Calculate the $e.m.f.$ of the half-cell given below:
$Fe | FeSO_4$ $(a = 0.1 \ M)$
Given: $E^o_{OP} = 0.44 \ V$ (in $V$)

The $E^{\circ}$ of $M \mid M^{2+} \parallel Cu^{2+} \mid Cu$ is $0.3 \ V$. At what concentration of $Cu^{2+}$ (in $mol \ L^{-1}$),the $E_{\text{cell}}$ value becomes zero?
$\left(\frac{2.303 \ RT}{F} = 0.06\right)$,$\left(\text{Conc. of } M^{2+} = 0.1 \ M\right)$

$A$ hydrogen electrode is made by dipping platinum wire in a solution of nitric acid of $pH=9$ and passing hydrogen gas around the platinum wire at $1.2 \ atm$ pressure. The oxidation potential of such an electrode equals $V$.

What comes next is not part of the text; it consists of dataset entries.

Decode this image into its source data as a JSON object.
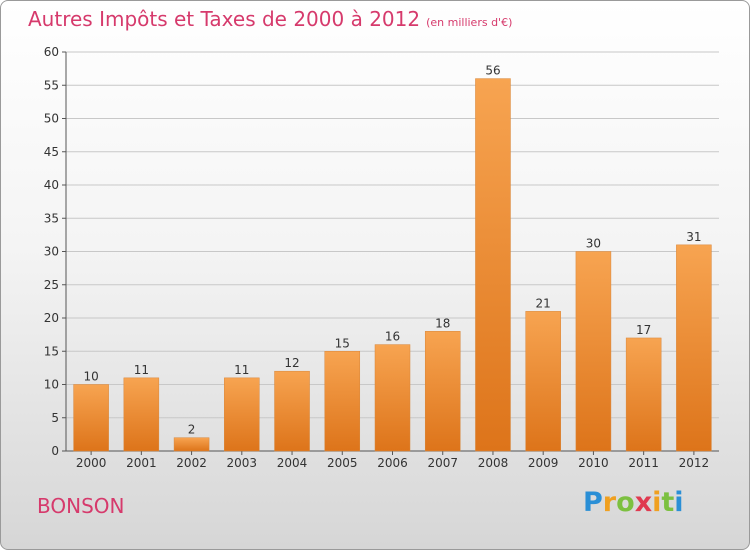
{
  "header": {
    "title": "Autres Impôts et Taxes de 2000 à 2012",
    "unit": "(en milliers d'€)"
  },
  "footer": {
    "commune": "BONSON",
    "logo": [
      "P",
      "r",
      "o",
      "x",
      "i",
      "t",
      "i"
    ],
    "logo_colors": [
      "#2a8fd6",
      "#f0a020",
      "#7cc040",
      "#e03a50",
      "#f0a020",
      "#7cc040",
      "#2a8fd6"
    ]
  },
  "chart_data": {
    "type": "bar",
    "title": "Autres Impôts et Taxes de 2000 à 2012",
    "subtitle": "(en milliers d'€)",
    "categories": [
      "2000",
      "2001",
      "2002",
      "2003",
      "2004",
      "2005",
      "2006",
      "2007",
      "2008",
      "2009",
      "2010",
      "2011",
      "2012"
    ],
    "values": [
      10,
      11,
      2,
      11,
      12,
      15,
      16,
      18,
      56,
      21,
      30,
      17,
      31
    ],
    "ylim": [
      0,
      60
    ],
    "yticks": [
      0,
      5,
      10,
      15,
      20,
      25,
      30,
      35,
      40,
      45,
      50,
      55,
      60
    ],
    "grid": true,
    "bar_color": "#f0943a",
    "legend": "none"
  }
}
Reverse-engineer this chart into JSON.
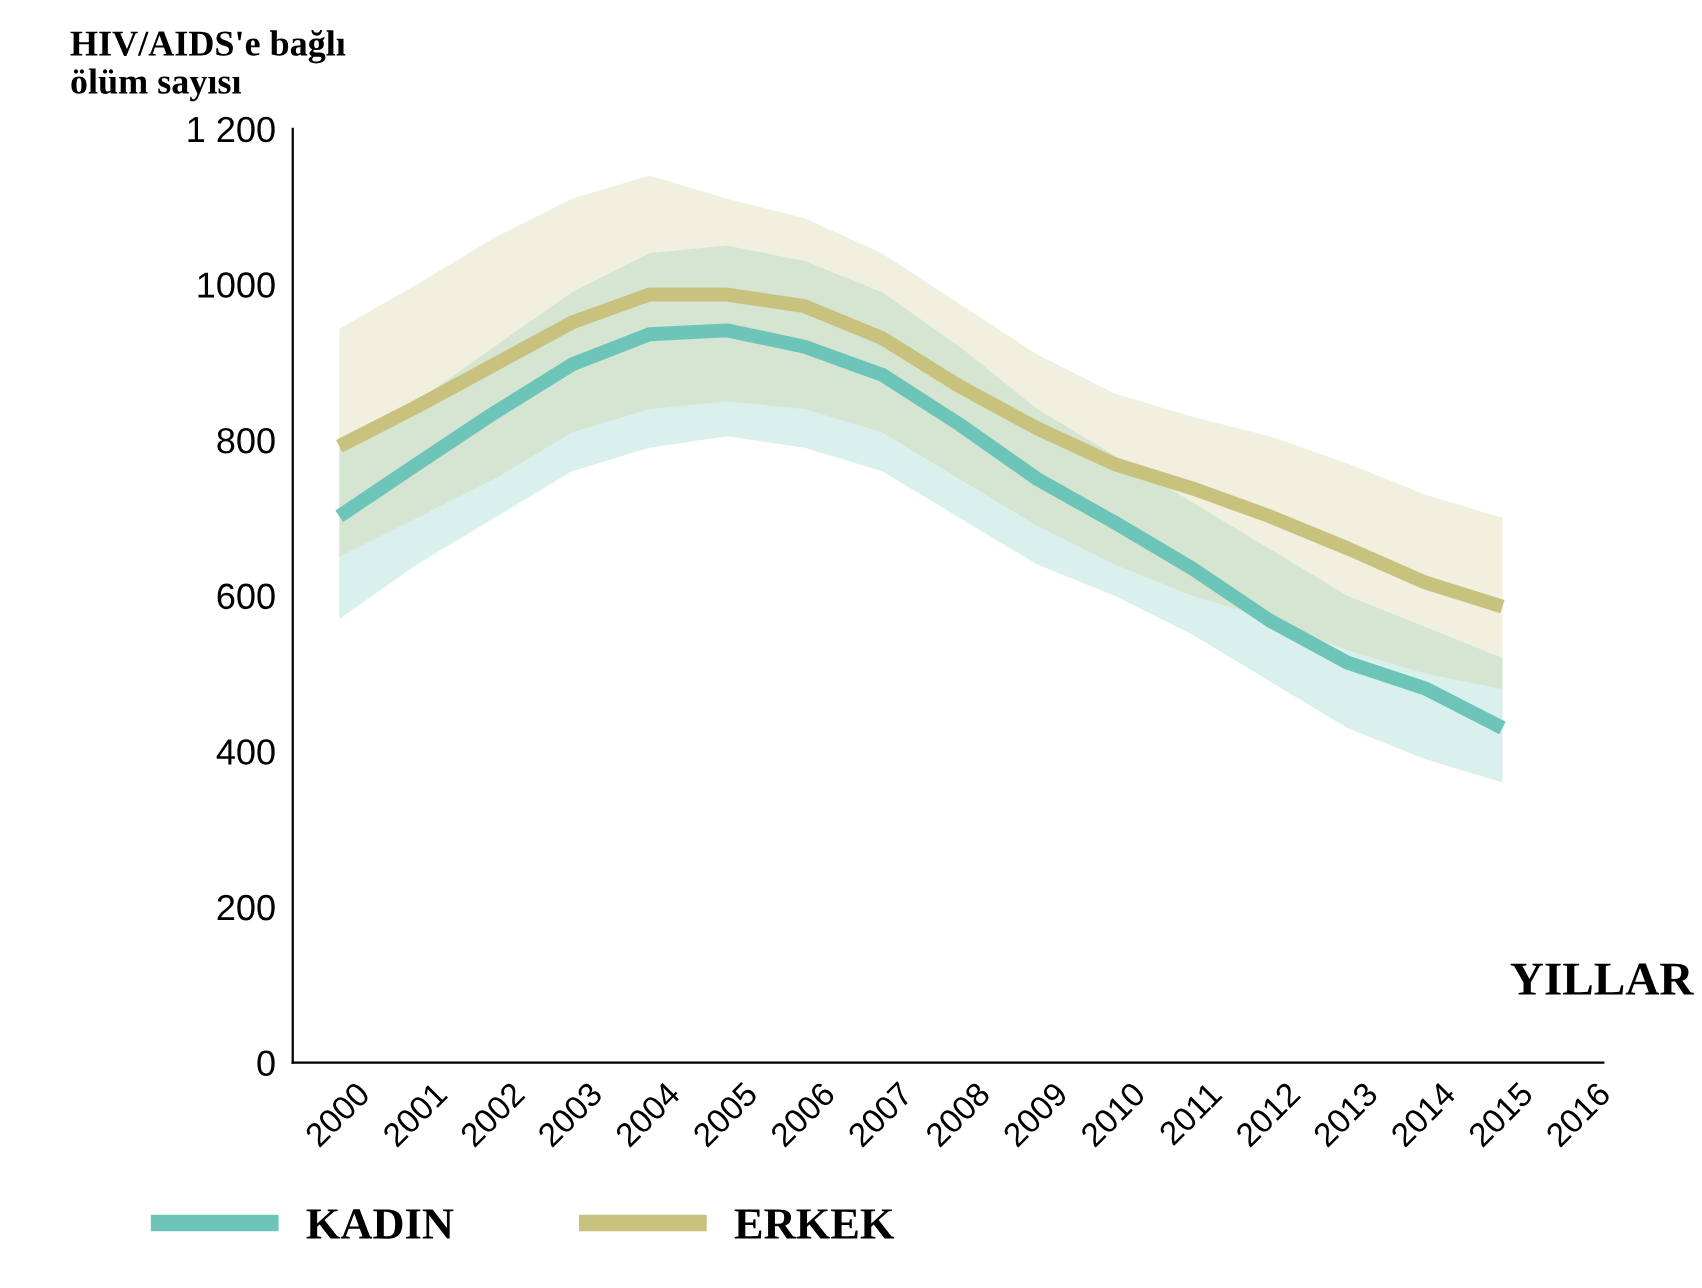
{
  "chart_data": {
    "type": "line",
    "ylabel": "HIV/AIDS'e bağlı\nölüm sayısı",
    "xlabel": "YILLAR",
    "x": [
      2000,
      2001,
      2002,
      2003,
      2004,
      2005,
      2006,
      2007,
      2008,
      2009,
      2010,
      2011,
      2012,
      2013,
      2014,
      2015
    ],
    "series": [
      {
        "name": "KADIN",
        "color": "#6cc5b8",
        "values": [
          702,
          769,
          835,
          897,
          936,
          941,
          920,
          884,
          820,
          750,
          694,
          635,
          568,
          514,
          481,
          430
        ],
        "lower": [
          570,
          640,
          700,
          760,
          790,
          805,
          790,
          760,
          700,
          640,
          600,
          550,
          490,
          430,
          390,
          360
        ],
        "upper": [
          790,
          850,
          920,
          990,
          1040,
          1050,
          1030,
          990,
          920,
          840,
          780,
          720,
          660,
          600,
          560,
          520
        ]
      },
      {
        "name": "ERKEK",
        "color": "#c9c27f",
        "values": [
          792,
          843,
          897,
          951,
          987,
          987,
          972,
          931,
          869,
          815,
          769,
          738,
          702,
          661,
          617,
          586
        ],
        "lower": [
          650,
          700,
          750,
          810,
          840,
          850,
          840,
          810,
          750,
          690,
          640,
          600,
          570,
          530,
          500,
          480
        ],
        "upper": [
          943,
          1000,
          1060,
          1110,
          1140,
          1110,
          1085,
          1040,
          975,
          910,
          860,
          830,
          805,
          770,
          730,
          700
        ]
      }
    ],
    "xlim": [
      1999.4,
      2016.3
    ],
    "xticks": [
      2000,
      2001,
      2002,
      2003,
      2004,
      2005,
      2006,
      2007,
      2008,
      2009,
      2010,
      2011,
      2012,
      2013,
      2014,
      2015,
      2016
    ],
    "ylim": [
      0,
      1200
    ],
    "yticks": [
      0,
      200,
      400,
      600,
      800,
      1000,
      {
        "value": 1200,
        "label": "1 200"
      }
    ],
    "grid": false,
    "legend": "bottom",
    "marker": "none",
    "line_style": "solid"
  }
}
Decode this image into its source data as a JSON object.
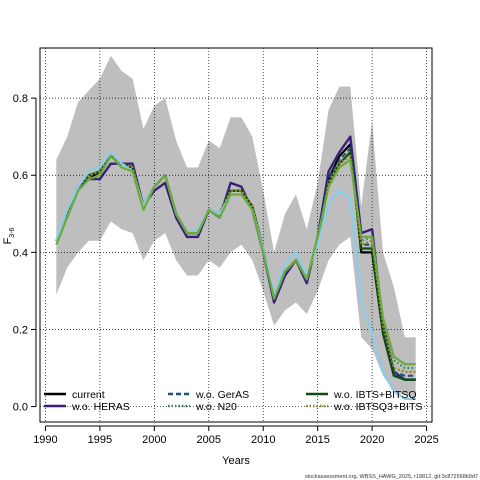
{
  "chart_data": {
    "type": "line",
    "xlabel": "Years",
    "ylabel": "F",
    "ylabel_sub": "3-6",
    "xlim": [
      1989.5,
      2025.5
    ],
    "ylim": [
      -0.04,
      0.93
    ],
    "xticks": [
      1990,
      1995,
      2000,
      2005,
      2010,
      2015,
      2020,
      2025
    ],
    "yticks": [
      0.0,
      0.2,
      0.4,
      0.6,
      0.8
    ],
    "xtick_labels": [
      "1990",
      "1995",
      "2000",
      "2005",
      "2010",
      "2015",
      "2020",
      "2025"
    ],
    "ytick_labels": [
      "0.0",
      "0.2",
      "0.4",
      "0.6",
      "0.8"
    ],
    "grid": true,
    "x": [
      1991,
      1992,
      1993,
      1994,
      1995,
      1996,
      1997,
      1998,
      1999,
      2000,
      2001,
      2002,
      2003,
      2004,
      2005,
      2006,
      2007,
      2008,
      2009,
      2010,
      2011,
      2012,
      2013,
      2014,
      2015,
      2016,
      2017,
      2018,
      2019,
      2020,
      2021,
      2022,
      2023,
      2024
    ],
    "band": {
      "upper": [
        0.64,
        0.7,
        0.79,
        0.82,
        0.85,
        0.91,
        0.87,
        0.85,
        0.72,
        0.78,
        0.8,
        0.69,
        0.62,
        0.62,
        0.69,
        0.67,
        0.75,
        0.75,
        0.7,
        0.56,
        0.4,
        0.5,
        0.55,
        0.46,
        0.58,
        0.77,
        0.83,
        0.83,
        0.52,
        0.74,
        0.4,
        0.31,
        0.18,
        0.18
      ],
      "lower": [
        0.29,
        0.36,
        0.4,
        0.43,
        0.43,
        0.48,
        0.46,
        0.45,
        0.38,
        0.43,
        0.45,
        0.38,
        0.34,
        0.34,
        0.38,
        0.36,
        0.4,
        0.42,
        0.38,
        0.3,
        0.21,
        0.25,
        0.27,
        0.24,
        0.3,
        0.38,
        0.42,
        0.44,
        0.18,
        0.15,
        0.08,
        0.04,
        0.03,
        0.02
      ],
      "color": "#bebebe"
    },
    "series": [
      {
        "name": "current",
        "color": "#000000",
        "dash": "",
        "width": 2.2,
        "values": [
          0.43,
          0.5,
          0.57,
          0.59,
          0.61,
          0.65,
          0.63,
          0.62,
          0.52,
          0.57,
          0.6,
          0.5,
          0.45,
          0.45,
          0.51,
          0.5,
          0.56,
          0.56,
          0.52,
          0.41,
          0.28,
          0.35,
          0.38,
          0.33,
          0.43,
          0.59,
          0.65,
          0.68,
          0.4,
          0.4,
          0.19,
          0.08,
          0.07,
          0.07
        ]
      },
      {
        "name": "w.o. HERAS",
        "color": "#3a1f7a",
        "dash": "",
        "width": 2.4,
        "values": [
          0.43,
          0.5,
          0.57,
          0.59,
          0.59,
          0.63,
          0.63,
          0.63,
          0.52,
          0.56,
          0.58,
          0.49,
          0.44,
          0.44,
          0.51,
          0.49,
          0.58,
          0.57,
          0.51,
          0.4,
          0.27,
          0.34,
          0.38,
          0.32,
          0.44,
          0.61,
          0.66,
          0.7,
          0.45,
          0.46,
          0.21,
          0.09,
          0.07,
          0.07
        ]
      },
      {
        "name": "w.o. GerAS",
        "color": "#1f4e7a",
        "dash": "5,3",
        "width": 2.0,
        "values": [
          0.43,
          0.5,
          0.57,
          0.6,
          0.61,
          0.65,
          0.63,
          0.62,
          0.52,
          0.57,
          0.6,
          0.5,
          0.45,
          0.45,
          0.51,
          0.5,
          0.56,
          0.56,
          0.52,
          0.41,
          0.28,
          0.35,
          0.38,
          0.33,
          0.43,
          0.59,
          0.64,
          0.67,
          0.42,
          0.42,
          0.2,
          0.09,
          0.08,
          0.08
        ]
      },
      {
        "name": "w.o. N20",
        "color": "#2e8b57",
        "dash": "1.5,2.5",
        "width": 2.2,
        "values": [
          0.43,
          0.5,
          0.57,
          0.6,
          0.61,
          0.65,
          0.63,
          0.62,
          0.52,
          0.57,
          0.6,
          0.5,
          0.45,
          0.46,
          0.51,
          0.5,
          0.56,
          0.56,
          0.52,
          0.41,
          0.28,
          0.35,
          0.38,
          0.33,
          0.43,
          0.58,
          0.63,
          0.66,
          0.43,
          0.44,
          0.22,
          0.12,
          0.1,
          0.1
        ]
      },
      {
        "name": "w.o. IBTS+BITSQ",
        "color": "#0d4d12",
        "dash": "",
        "width": 2.2,
        "values": [
          0.43,
          0.5,
          0.57,
          0.6,
          0.61,
          0.65,
          0.63,
          0.62,
          0.52,
          0.57,
          0.6,
          0.5,
          0.45,
          0.45,
          0.51,
          0.5,
          0.56,
          0.56,
          0.52,
          0.41,
          0.28,
          0.35,
          0.38,
          0.33,
          0.43,
          0.58,
          0.63,
          0.66,
          0.41,
          0.41,
          0.19,
          0.08,
          0.07,
          0.07
        ]
      },
      {
        "name": "w.o. IBTSQ3+BITS",
        "color": "#9a8a2a",
        "dash": "2,2",
        "width": 2.2,
        "values": [
          0.43,
          0.5,
          0.57,
          0.6,
          0.61,
          0.65,
          0.63,
          0.62,
          0.52,
          0.57,
          0.6,
          0.5,
          0.45,
          0.45,
          0.51,
          0.5,
          0.56,
          0.56,
          0.52,
          0.41,
          0.28,
          0.35,
          0.38,
          0.33,
          0.43,
          0.58,
          0.63,
          0.65,
          0.42,
          0.43,
          0.21,
          0.1,
          0.09,
          0.09
        ]
      },
      {
        "name": "",
        "color": "#87ceeb",
        "dash": "",
        "width": 2.2,
        "values": [
          0.43,
          0.51,
          0.57,
          0.61,
          0.62,
          0.66,
          0.63,
          0.61,
          0.52,
          0.57,
          0.6,
          0.5,
          0.45,
          0.46,
          0.51,
          0.5,
          0.55,
          0.55,
          0.51,
          0.41,
          0.29,
          0.37,
          0.4,
          0.34,
          0.42,
          0.53,
          0.56,
          0.54,
          0.27,
          0.19,
          0.09,
          0.04,
          0.02,
          0.02
        ]
      },
      {
        "name": "",
        "color": "#6aab3c",
        "dash": "",
        "width": 2.2,
        "values": [
          0.42,
          0.49,
          0.56,
          0.59,
          0.6,
          0.65,
          0.62,
          0.61,
          0.51,
          0.57,
          0.6,
          0.5,
          0.45,
          0.45,
          0.51,
          0.49,
          0.55,
          0.55,
          0.51,
          0.4,
          0.28,
          0.35,
          0.38,
          0.33,
          0.44,
          0.57,
          0.62,
          0.64,
          0.44,
          0.44,
          0.23,
          0.13,
          0.11,
          0.11
        ]
      }
    ],
    "legend": {
      "placement": "bottom",
      "entries": [
        {
          "label": "current",
          "color": "#000000",
          "style": "solid"
        },
        {
          "label": "w.o. HERAS",
          "color": "#3a1f7a",
          "style": "solid"
        },
        {
          "label": "w.o. GerAS",
          "color": "#1f4e7a",
          "style": "dashed"
        },
        {
          "label": "w.o. N20",
          "color": "#2e8b57",
          "style": "dotted"
        },
        {
          "label": "w.o. IBTS+BITSQ",
          "color": "#0d4d12",
          "style": "solid"
        },
        {
          "label": "w.o. IBTSQ3+BITS",
          "color": "#9a8a2a",
          "style": "dotted"
        }
      ]
    },
    "footer": "stockassessment.org, WBSS_HAWG_2025, r18812, git:3c872568b9d7"
  }
}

For the cell,$Mn_{(s)}|Mn_{(aq)}^{2+}(0.4\,M)||Sn_{(aq)}^{2+}(0.04\,M)|Sn_{(s)}$,calculate the free energy change $(\Delta G)$ at $298\,K$ in $kJ$.
Given: $E_{Mn^{2+}|Mn}^o = -1.18\,V$; $E_{Sn^{2+}|Sn}^o = -0.14\,V$; $\frac{2.303\,RT}{F} = 0.06$

For an electrochemical cell
$Sn_{(s)} | Sn^{2+}(aq, 1 \ M) || Pb^{2+}(aq, 1 \ M) | Pb_{(s)}$
the ratio $\frac{[Sn^{2+}]}{[Pb^{2+}]}$ when this cell attains equilibrium is
(Given $E^{0}_{Sn^{2+}/Sn} = -0.14 \ V$,$E^{0}_{Pb^{2+}/Pb} = -0.13 \ V$,$\frac{2.303 \ RT}{F} = 0.06$)

By how much will the potential of the half-cell $Cu^{2+}/Cu$ change if the solution is diluted to $100$ times at $298 \ K$?